To further optimize NCD production, we engineered E. coli DH5α with a series of plasmids harboring different expression cassettes under the control of the arabinose operon (Supplementary Fig. 6b). Results showed that additional expression of either FtNadE or CtCTPS* was helpful for NCD synthesis (Fig. 4d). Interestingly, the highest level of NCD (5.0 mM) was achieved upon expression of all three synthetases in strain XYC2008, which was even higher than NAD level under normal cell growth conditions18. Again, NCD production led to reduced NAD levels.

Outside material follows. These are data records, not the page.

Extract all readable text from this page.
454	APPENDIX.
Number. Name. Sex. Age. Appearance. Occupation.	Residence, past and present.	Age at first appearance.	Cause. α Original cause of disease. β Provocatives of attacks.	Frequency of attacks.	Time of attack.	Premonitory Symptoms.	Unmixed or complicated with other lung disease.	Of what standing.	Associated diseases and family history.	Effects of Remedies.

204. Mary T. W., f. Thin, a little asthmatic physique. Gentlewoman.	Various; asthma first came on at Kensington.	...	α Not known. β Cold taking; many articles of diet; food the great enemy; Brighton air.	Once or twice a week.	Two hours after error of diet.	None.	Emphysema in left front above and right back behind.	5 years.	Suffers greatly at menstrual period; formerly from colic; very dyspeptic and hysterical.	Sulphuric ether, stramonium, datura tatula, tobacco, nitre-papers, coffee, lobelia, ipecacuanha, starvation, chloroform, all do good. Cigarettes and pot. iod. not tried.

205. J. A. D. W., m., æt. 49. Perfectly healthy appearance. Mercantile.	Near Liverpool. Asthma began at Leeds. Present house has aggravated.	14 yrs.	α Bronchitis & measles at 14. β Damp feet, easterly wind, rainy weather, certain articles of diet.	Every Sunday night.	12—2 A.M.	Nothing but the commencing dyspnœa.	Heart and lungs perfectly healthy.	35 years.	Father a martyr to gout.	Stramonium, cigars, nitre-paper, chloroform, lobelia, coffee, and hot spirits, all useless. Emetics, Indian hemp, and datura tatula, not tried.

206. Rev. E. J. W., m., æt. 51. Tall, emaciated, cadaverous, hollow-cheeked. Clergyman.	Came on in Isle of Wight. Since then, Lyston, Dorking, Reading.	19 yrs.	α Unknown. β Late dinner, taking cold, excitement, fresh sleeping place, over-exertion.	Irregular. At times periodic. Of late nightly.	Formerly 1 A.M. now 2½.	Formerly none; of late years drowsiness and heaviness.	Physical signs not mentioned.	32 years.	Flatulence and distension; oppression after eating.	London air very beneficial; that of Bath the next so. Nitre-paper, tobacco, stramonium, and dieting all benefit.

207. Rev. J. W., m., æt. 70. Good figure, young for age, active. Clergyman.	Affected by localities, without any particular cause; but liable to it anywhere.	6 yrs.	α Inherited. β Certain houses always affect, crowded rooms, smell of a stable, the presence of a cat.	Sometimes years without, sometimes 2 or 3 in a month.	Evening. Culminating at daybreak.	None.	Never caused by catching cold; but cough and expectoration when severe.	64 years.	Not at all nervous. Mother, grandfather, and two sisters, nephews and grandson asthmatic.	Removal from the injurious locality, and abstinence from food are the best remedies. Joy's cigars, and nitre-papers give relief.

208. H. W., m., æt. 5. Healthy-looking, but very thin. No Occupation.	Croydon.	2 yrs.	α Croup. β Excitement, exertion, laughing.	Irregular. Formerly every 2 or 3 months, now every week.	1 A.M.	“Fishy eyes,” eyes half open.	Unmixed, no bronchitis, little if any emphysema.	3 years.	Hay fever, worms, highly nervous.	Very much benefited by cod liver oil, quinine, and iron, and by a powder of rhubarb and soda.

The above results encouraged us assembling NcdS, FtNadE, and CtCTPS* into the NCD biosynthesis module for more convenient strain engineering. We integrated one copy of the NCD biosynthesis module into the genome at the arsB loci in E. coli BW25113 (△ldhA, dld::cat) to give XYC5016. We also replaced the high copy-replicon pMB1 ori of the plasmid pUC-WXY35 with a lower copy-replicon P15A, such that E. coli XYC5017 had fewer copies of the NCD biosynthesis module than XYC5008. Results showed that higher NCD concentrations were found when more copies of the NCD biosynthesis module were presented (Fig. 4e), thus suggesting a practical way to regulate cellular NCD levels. Furthermore, when the low-copy NCD biosynthesis module was transformed into DH5α and DH10B, the engineered strain XYC2017 and XYC8017 also produced NCD at 517 and 1776 μM, respectively (Fig. 4e), confirming the functional compatibility of the NCD biosynthesis module with different hosts.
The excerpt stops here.